Nell’s head whipped toward me. “Which one? Describe exactly what was happening.”
So I did. And I watched Nell’s face go from white to pink to a furious cherry red in seconds. “You were trying to swipe witch magic. You thought it would work for you? You thought you could just use our gift, and that would be enough to fully awaken yours?”
The fox only stared. One blue eye. One black. Neither of them blinking.
“Well, it wouldn’t have!” Nell said. “Witch magic and fiend magic don’t mix. I don’t know where you got your information from, but they lied.”
“I do not know who told you that we cannot harness your power under special conditions,” Alastor said, and it was nice to hear his voice outside of my head for once. “But they are the ones that lied.”
“How many times?” I asked. “How many times have you slipped out of the house?”
The fox licked its paw innocently.
“Once? Twice?” I tried. “More than that? Since the beginning?”
Alastor’s little chin nodded, just slightly.
“Holy crap.”
“You have no memory of it?” Nell asked. “You haven’t been feeling tired?”

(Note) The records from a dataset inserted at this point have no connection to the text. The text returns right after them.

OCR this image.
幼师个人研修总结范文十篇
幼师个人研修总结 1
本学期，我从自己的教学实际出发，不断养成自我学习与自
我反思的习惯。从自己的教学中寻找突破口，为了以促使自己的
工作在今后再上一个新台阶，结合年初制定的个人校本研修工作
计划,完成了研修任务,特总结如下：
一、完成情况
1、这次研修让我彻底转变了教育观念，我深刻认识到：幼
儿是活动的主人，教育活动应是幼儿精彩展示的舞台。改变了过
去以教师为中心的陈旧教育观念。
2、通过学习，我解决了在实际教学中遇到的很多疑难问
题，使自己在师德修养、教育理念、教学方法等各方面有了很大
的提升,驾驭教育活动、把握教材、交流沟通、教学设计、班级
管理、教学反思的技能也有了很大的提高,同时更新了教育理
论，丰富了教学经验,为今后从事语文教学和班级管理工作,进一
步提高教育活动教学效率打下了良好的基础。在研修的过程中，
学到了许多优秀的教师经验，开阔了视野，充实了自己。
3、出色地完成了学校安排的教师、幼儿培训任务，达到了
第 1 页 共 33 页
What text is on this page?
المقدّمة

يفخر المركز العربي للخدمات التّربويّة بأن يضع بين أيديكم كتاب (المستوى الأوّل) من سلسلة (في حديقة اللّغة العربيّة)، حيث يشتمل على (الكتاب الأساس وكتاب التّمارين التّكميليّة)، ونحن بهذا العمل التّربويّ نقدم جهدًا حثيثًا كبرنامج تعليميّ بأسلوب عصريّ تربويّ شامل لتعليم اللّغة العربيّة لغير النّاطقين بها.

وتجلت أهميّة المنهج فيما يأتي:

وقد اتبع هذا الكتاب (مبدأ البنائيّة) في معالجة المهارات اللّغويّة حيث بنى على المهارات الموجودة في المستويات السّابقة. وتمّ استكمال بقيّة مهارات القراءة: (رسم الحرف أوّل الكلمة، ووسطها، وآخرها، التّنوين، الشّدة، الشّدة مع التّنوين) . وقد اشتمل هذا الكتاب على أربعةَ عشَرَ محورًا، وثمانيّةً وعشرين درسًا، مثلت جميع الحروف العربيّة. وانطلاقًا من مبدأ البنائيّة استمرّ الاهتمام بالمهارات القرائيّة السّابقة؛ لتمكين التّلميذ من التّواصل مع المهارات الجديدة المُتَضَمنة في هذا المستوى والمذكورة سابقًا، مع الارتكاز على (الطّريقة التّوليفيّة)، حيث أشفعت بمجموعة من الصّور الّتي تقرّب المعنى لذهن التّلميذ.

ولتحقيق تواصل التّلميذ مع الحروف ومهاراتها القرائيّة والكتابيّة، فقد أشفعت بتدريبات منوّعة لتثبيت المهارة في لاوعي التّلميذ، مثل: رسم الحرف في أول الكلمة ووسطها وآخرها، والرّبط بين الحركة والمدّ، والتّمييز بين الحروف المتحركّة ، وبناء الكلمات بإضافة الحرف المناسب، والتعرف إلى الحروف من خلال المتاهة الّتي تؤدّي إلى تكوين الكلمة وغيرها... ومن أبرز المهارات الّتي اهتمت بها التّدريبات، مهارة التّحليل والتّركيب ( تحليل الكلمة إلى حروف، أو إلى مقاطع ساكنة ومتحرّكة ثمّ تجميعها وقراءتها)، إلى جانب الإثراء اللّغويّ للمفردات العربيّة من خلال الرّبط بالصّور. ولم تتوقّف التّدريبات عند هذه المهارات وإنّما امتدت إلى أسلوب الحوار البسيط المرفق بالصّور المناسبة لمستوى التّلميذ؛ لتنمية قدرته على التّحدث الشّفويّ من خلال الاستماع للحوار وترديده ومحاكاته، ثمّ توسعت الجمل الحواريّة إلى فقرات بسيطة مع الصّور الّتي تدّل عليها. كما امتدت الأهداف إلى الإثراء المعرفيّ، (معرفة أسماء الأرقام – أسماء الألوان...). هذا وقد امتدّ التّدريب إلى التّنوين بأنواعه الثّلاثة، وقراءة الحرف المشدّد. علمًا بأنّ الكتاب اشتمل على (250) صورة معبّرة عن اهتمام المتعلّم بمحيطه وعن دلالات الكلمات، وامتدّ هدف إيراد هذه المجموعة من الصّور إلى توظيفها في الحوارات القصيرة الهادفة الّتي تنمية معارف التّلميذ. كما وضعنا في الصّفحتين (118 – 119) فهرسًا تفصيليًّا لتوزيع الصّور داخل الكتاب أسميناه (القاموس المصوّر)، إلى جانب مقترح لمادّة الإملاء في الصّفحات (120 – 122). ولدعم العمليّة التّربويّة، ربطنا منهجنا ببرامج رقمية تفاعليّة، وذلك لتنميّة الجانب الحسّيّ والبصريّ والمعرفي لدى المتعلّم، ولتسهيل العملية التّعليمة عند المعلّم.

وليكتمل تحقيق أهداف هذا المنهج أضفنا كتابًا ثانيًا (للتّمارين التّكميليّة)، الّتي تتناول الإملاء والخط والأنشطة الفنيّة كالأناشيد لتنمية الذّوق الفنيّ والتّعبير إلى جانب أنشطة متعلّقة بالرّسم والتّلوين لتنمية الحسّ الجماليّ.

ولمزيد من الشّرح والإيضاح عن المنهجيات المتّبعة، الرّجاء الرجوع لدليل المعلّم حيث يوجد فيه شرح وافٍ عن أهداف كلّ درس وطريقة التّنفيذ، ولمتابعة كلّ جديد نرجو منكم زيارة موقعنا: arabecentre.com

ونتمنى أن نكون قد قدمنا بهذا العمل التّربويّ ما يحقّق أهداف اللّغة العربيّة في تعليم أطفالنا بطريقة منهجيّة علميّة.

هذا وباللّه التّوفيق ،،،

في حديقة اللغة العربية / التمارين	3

“I mean, I have a few more bruises and cuts, but I feel fine. I felt fine.”
“You could feel better than fine. I’ve tried to make a contract with you. I tried to reason with you. You could have power of your own. All I would have asked in exchange—aside from your spirit’s eternal servitude, of course—would have been the freedom to do what I must to understand what is happening.”
“What do you mean?” Nell asked. “What’s happening?”